1. Simon’s school is doing Spanish this year, and his new teacher is Colombian and is taking an immersive approach. Which is to say that on the first day of Spanish, Simon’s teacher chatted away to his class in Spanish, and Simon had no idea what she was saying. Neither did anyone else, mind you, but this reduced Simon to tears at home, so afraid was he that he was somehow getting something wrong. In an effort to calm him, I asked if anyone else knew what she was saying. “Oh no, Mommy. When it was over, Dakoda stood up and said to everyone, ‘I have no idea of even one word that woman was saying to us!'”

2. Speaking of Dakoda, she might be turning into Simon’s girl Friday. Today he informed me that his drawer at school was a wreck, with papers stuffed in every which a way.

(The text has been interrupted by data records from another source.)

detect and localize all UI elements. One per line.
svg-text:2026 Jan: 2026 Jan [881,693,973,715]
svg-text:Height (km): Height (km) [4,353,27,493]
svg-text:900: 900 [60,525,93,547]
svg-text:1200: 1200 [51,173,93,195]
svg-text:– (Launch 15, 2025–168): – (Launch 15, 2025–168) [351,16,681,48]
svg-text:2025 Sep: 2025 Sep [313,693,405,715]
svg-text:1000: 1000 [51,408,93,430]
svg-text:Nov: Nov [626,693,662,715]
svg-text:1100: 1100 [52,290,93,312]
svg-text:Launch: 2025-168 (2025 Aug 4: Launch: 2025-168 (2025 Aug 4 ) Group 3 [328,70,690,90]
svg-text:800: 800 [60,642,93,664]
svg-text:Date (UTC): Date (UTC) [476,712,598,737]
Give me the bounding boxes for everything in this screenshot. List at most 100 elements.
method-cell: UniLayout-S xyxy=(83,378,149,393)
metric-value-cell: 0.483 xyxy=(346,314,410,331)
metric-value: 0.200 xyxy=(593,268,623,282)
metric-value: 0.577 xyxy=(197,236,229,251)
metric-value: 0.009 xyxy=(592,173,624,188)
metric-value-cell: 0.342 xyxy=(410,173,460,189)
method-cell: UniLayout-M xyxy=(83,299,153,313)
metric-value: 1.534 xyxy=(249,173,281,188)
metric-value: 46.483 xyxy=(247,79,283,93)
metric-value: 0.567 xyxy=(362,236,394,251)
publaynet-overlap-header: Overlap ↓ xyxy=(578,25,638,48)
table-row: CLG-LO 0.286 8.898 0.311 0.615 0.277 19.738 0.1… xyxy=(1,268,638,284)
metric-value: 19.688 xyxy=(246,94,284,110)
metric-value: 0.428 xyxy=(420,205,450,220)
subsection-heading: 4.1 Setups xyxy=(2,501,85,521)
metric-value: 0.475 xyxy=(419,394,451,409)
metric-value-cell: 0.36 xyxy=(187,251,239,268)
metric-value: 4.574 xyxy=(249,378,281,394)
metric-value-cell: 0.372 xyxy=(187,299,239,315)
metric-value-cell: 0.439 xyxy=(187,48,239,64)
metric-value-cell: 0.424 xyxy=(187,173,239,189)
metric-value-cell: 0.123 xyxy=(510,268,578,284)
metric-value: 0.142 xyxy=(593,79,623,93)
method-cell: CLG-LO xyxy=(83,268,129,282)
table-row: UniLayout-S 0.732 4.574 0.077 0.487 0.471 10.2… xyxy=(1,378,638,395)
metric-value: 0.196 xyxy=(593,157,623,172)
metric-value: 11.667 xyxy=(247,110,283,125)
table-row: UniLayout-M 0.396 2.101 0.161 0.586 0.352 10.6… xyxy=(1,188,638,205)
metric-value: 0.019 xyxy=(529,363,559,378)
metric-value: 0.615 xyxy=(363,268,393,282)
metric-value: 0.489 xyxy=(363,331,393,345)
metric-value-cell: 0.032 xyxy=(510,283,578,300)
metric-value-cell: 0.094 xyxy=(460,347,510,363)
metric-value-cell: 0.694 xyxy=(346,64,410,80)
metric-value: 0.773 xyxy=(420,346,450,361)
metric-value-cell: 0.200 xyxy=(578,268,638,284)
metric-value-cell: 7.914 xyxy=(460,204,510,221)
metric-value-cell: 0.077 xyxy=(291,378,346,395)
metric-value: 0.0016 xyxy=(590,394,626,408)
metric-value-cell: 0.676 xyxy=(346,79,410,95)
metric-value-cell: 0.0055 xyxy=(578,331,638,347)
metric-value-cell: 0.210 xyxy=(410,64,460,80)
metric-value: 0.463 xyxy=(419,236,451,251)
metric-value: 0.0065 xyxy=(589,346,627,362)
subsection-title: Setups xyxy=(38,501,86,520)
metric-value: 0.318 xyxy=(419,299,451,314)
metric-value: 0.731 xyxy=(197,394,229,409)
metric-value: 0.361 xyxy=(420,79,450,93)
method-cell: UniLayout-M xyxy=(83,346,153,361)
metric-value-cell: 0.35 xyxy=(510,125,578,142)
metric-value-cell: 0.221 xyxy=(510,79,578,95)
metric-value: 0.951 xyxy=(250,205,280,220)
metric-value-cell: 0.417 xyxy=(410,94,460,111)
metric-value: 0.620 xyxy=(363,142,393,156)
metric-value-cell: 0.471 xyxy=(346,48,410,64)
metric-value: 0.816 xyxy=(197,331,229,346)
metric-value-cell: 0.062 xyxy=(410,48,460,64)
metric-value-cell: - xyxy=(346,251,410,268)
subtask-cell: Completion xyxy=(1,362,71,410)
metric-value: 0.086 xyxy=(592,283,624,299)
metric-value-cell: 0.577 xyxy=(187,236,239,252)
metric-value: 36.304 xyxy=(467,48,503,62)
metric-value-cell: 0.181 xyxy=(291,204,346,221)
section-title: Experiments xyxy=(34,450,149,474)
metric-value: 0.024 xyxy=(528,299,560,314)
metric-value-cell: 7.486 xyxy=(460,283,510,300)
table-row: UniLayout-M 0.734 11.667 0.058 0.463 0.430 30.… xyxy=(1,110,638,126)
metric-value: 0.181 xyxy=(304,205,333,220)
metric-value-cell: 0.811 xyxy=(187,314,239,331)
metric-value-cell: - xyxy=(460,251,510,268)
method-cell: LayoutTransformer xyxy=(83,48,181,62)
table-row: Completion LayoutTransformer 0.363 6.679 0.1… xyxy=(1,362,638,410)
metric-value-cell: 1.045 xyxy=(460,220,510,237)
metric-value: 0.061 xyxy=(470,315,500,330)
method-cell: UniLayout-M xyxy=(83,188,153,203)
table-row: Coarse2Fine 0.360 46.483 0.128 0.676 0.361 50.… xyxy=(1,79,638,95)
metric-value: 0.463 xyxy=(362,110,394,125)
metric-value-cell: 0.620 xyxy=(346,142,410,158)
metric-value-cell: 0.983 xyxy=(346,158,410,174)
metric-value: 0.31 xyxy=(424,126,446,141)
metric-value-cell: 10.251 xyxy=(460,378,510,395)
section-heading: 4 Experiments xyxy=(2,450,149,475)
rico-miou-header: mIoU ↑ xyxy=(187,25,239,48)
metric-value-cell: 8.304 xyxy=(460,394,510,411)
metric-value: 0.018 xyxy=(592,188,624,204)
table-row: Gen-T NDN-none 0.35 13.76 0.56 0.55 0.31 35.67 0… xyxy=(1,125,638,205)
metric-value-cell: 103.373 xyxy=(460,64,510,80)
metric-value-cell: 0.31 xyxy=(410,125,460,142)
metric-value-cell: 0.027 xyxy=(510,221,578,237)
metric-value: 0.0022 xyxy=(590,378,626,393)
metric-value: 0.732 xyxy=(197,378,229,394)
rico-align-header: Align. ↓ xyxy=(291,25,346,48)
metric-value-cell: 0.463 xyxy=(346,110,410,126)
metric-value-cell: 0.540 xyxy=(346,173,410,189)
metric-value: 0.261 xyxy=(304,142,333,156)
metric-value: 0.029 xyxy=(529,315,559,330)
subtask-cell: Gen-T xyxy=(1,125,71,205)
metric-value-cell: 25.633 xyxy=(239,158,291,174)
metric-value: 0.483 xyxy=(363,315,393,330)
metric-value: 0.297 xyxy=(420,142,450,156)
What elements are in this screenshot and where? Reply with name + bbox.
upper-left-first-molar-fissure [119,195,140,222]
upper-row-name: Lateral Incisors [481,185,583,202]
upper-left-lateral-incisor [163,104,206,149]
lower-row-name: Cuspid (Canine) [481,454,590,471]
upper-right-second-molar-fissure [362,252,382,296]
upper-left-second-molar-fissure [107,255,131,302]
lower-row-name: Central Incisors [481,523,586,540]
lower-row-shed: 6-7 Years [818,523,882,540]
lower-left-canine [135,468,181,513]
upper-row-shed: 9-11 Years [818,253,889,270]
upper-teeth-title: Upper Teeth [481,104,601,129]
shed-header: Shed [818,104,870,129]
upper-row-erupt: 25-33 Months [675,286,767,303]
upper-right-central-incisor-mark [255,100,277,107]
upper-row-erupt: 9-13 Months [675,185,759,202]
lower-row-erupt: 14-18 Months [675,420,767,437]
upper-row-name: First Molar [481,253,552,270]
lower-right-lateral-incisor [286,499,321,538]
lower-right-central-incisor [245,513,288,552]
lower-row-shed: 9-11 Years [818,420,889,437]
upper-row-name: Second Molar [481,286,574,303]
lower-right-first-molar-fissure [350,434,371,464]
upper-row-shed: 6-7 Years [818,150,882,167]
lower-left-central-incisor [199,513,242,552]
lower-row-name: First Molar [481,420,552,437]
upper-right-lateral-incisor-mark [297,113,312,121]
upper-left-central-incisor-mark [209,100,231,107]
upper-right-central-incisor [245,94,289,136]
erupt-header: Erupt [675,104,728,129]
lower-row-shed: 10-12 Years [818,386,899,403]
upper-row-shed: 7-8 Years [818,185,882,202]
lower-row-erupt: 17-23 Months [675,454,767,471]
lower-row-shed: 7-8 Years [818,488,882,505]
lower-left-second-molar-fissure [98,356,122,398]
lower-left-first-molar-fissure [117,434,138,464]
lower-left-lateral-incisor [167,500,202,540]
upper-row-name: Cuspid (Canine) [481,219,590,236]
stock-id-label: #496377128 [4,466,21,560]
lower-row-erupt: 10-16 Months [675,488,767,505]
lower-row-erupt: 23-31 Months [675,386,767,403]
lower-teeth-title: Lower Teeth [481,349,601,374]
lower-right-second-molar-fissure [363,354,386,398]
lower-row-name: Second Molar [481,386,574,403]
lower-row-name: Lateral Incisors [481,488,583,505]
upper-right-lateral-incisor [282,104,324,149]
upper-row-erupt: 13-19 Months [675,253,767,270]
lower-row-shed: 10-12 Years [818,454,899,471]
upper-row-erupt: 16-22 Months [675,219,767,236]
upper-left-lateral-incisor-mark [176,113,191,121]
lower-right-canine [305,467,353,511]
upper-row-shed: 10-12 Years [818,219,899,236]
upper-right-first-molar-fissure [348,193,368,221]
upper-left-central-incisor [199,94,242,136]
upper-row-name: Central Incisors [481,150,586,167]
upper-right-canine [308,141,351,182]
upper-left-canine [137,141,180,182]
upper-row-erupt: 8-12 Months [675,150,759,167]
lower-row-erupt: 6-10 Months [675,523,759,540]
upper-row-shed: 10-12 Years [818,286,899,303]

According to him, he had a hard time even finding his science notebook. (Shades of his father I’m sorry to say.) Anyway, Dakoda watched him struggling to find anything and took matters into her own hands. Literally. She organized his desk for him. Simon thought that was really sweet of her, but I think Dakoda was just being an enabler. OK, a sweet enabler . . .

3. Speaking of sweet, I think Simon might be sweet on someone. Her name is Katie, she’s in his class, and they like to talk to each other when they do laps at PE. Simon thinks she’s a really nice girl, and he was careful to point out that her behavior chart was almost as perfect as his. (Purple, pink, pink, purple this week. Pink is one rung down from purple.) Today he was very concerned that he track Katie down before we left school so he could wish her a happy birthday one more time.

4. And speaking of school, he loves it thus far. So much that after a wonderful summer he told me today that he didn’t like summer break that much. It’s too much time away from school. Then he hit me with this zinger:

“I wish I were Chinese. Then I could go to school for 220 days a year instead of just 175.”

That’s my boy—putting a number on everything in sight.